The New Mexico Supreme Court vacated the death sentences of the final two inmates on death row Friday, ruling the sentences were not in line with sentences for similarly “horrendous” crimes.
The court sent the cases of Timothy Allen and Robert Fry back to district court in San Juan County to instead impose sentences of life in prison.
New Mexico last executed an inmate in 2001 when convicted murderer and rapist Terry Clark died by lethal injection; before Clark, New Mexico had not executed an inmate since 1960. In 2009, Gov. Bill Richardson signed a bill repealing the death penalty in New Mexico.
Both Allen and Fry were sentenced under the 1979 law which allowed for prosecutors to seek the death penalty in certain cases.
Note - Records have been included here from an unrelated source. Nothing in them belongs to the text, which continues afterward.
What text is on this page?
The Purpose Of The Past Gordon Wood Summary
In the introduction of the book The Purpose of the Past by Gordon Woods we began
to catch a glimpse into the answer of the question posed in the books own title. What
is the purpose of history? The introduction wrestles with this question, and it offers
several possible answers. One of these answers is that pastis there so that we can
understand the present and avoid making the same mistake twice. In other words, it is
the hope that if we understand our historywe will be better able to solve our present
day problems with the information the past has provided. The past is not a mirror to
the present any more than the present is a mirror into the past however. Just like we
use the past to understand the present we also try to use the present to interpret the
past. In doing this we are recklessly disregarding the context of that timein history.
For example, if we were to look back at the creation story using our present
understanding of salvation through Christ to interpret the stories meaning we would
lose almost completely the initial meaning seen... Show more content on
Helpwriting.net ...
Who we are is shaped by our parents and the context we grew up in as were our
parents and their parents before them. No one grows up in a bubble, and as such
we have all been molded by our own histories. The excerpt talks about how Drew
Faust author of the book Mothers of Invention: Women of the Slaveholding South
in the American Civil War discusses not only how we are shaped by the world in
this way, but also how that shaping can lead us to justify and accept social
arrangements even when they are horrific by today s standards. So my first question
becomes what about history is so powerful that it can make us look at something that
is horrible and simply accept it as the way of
Allen was convicted of the kidnapping, murder and attempted rape of a 17-year old in 1994. Fry was convicted of a 2000 murder and sentenced to death. He was also convicted of three other murders committed in the 1990s.
The state Supreme Court announced the split ruling Friday, with retired Justices Edward Chávez and Charles Daniels joining the majority opinion of Barbara J. Vigil. Chief Justice Judith Nakamura wrote the dissent, joined by retired Justice Petra Jimenez Maes.
Vigil wrote that the court commuted the sentences because “a death sentence must not be imposed if it is disproportionate to the penalties imposed in similar cases.”
Vigil wrote that when comparing the sentences of the two “to other equally horrendous cases in which defendants were not sentenced to death, we find no meaningful distinction which justifies imposing the death sentence upon Fry and Allen.”
She also wrote that the legislature’s repeal of the death penalty “represents a profound change in the legislative attitude toward the death penalty and a shift in the standards of decency.”
In her dissent, Nakamura wrote that the majority opinion’s contention “that, because so few offenders in New Mexico have ever been sentenced to die, no offenders shall ever again be sentenced to die” was an error.
Nakamura also wrote the majority opinion “strays beyond” the authority given to the court.
The three retired justices remained on the case because they were on the court when it was initially heard half a decade ago.
Republicans have sought to reimpose the death penalty for those who kill police officers or children in recent years. In 2016, the effort passed the state House but gained no traction in the Senate.